As I said, my model 12 ejects anything - even Winchester Universals.
 
I had the same problem with a model 12 that I once owned. It wouldn't eject the cheap winchester shells. I switched to better shells (a few different kinds) and the problem went away.
 
Never had an extraction or ejection problem with the 3 model 12's I've owned ( a 12 Trap, 12 Skeet & a 20 Skeet ).
Obviously AA's worked perfectly, as did Remington RXP's ans STS. Federal Gold Medal, including Gold Medal "paper"
also worked like a charm. On the occasional duck hunt, back in the day, Super "X" was the cartridge of choice.

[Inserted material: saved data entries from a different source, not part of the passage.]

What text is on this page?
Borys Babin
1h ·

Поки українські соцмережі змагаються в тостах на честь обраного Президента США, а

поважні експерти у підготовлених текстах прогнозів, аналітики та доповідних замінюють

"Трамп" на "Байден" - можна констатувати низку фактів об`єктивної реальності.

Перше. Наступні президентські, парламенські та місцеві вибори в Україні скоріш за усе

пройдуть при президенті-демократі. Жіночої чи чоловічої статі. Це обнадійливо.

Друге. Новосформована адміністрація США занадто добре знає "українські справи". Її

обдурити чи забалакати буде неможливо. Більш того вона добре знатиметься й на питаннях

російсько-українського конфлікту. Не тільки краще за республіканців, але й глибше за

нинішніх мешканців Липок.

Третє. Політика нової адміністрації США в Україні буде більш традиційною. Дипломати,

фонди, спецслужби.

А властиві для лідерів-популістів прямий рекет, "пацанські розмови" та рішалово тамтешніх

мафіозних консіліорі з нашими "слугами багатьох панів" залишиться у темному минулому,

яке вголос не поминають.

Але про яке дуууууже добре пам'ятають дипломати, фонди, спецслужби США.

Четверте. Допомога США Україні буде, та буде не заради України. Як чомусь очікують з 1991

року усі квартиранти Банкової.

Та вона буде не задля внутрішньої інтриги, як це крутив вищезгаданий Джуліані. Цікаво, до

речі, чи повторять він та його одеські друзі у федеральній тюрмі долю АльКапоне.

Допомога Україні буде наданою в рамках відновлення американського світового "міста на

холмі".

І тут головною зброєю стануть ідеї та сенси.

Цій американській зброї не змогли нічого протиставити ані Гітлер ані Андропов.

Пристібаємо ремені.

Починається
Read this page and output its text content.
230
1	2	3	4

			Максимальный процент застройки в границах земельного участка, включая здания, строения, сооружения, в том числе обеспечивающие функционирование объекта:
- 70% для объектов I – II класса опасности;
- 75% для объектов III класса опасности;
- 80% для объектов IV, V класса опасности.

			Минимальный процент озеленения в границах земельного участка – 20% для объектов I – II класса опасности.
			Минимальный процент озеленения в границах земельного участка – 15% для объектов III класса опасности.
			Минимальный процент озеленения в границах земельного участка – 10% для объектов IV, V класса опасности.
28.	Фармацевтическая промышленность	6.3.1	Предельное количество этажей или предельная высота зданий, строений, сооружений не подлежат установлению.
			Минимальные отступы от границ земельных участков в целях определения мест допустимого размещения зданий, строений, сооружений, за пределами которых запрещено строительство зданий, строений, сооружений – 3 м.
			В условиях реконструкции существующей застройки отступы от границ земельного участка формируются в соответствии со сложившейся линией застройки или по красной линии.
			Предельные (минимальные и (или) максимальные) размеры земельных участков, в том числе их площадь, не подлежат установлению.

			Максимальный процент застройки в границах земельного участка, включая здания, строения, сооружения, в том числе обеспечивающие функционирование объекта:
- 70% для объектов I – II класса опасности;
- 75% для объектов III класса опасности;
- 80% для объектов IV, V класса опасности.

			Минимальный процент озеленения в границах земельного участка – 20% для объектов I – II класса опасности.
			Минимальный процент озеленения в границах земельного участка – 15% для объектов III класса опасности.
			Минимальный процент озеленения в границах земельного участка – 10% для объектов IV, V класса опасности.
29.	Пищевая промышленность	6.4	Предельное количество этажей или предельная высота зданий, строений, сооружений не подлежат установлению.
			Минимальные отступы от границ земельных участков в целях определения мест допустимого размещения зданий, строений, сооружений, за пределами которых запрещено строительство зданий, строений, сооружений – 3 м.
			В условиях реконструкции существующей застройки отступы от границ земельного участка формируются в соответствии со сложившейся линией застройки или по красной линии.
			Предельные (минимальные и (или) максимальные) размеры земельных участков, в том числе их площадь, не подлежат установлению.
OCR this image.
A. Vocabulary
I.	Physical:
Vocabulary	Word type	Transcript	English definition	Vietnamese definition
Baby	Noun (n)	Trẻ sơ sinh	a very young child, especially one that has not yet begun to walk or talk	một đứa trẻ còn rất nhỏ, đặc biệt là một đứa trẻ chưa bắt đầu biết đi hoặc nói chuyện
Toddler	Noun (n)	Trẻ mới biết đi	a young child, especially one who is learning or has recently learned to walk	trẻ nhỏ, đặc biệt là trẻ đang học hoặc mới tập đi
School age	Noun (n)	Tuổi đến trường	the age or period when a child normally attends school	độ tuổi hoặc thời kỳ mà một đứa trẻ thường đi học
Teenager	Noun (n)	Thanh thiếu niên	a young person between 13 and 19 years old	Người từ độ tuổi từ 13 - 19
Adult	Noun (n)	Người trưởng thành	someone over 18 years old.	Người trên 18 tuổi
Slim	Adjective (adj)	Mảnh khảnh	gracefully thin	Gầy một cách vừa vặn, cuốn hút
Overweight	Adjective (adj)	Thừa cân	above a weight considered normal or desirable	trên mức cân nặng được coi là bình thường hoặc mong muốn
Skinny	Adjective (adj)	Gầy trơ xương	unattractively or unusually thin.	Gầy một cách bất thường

Really, any quality shotshell should be no problem. I've had good results with Remington Gun Clubs ( probably 15-20 flats) and
have been satisfied with Federal Top Guns as far as lower cost (they still ain't cheap) "promo" loads go. Refuse to use Winchester
Super Targets with some of the nonsense I've seen others go through at the Gun Club. Their steel bases are notorious for
causing extraction/ejection problems.
 
I restored a model 12 that was so ####ed up I thought it was a goner. Got it for $50.
1914 production serial number! All matching but as abused and neglected as you could imagine.
Not used hard, just neglected and left to rot after use for god knows how long. Rusted all over, bolt wouldn't cycle all the way from the crud in the action, rear stock split all the way down. Muzzle dented in from being dropped lol

Took me 2 months and a complete tear down, wire wheel, CLP soaking, blow torch heating, stock reinforcement/strip and finish and finally complete steel bluing and rust strip and refinish using Brake Caliper paint baked on.

It's now slinging lead like the day it was made. I had to get about $60 of parts from Numrich and a bit of hand file fitting. The rest was all elbow grease and patience.

I can say one thing about the Model 12. If a shotgun was merited solely on reliability, there isn't another pump that can even touch it. When it came in the mail I didn't think it was ever going to be functional again.

I've put hundreds of rounds of 00 buck, #6 steel, #7 Bird and slugs etc through it. It eats anything and everything.
It's likely not the ammo brother. You may just need to strip that thing down complete and clean it real good depending on how bad it has been neglected.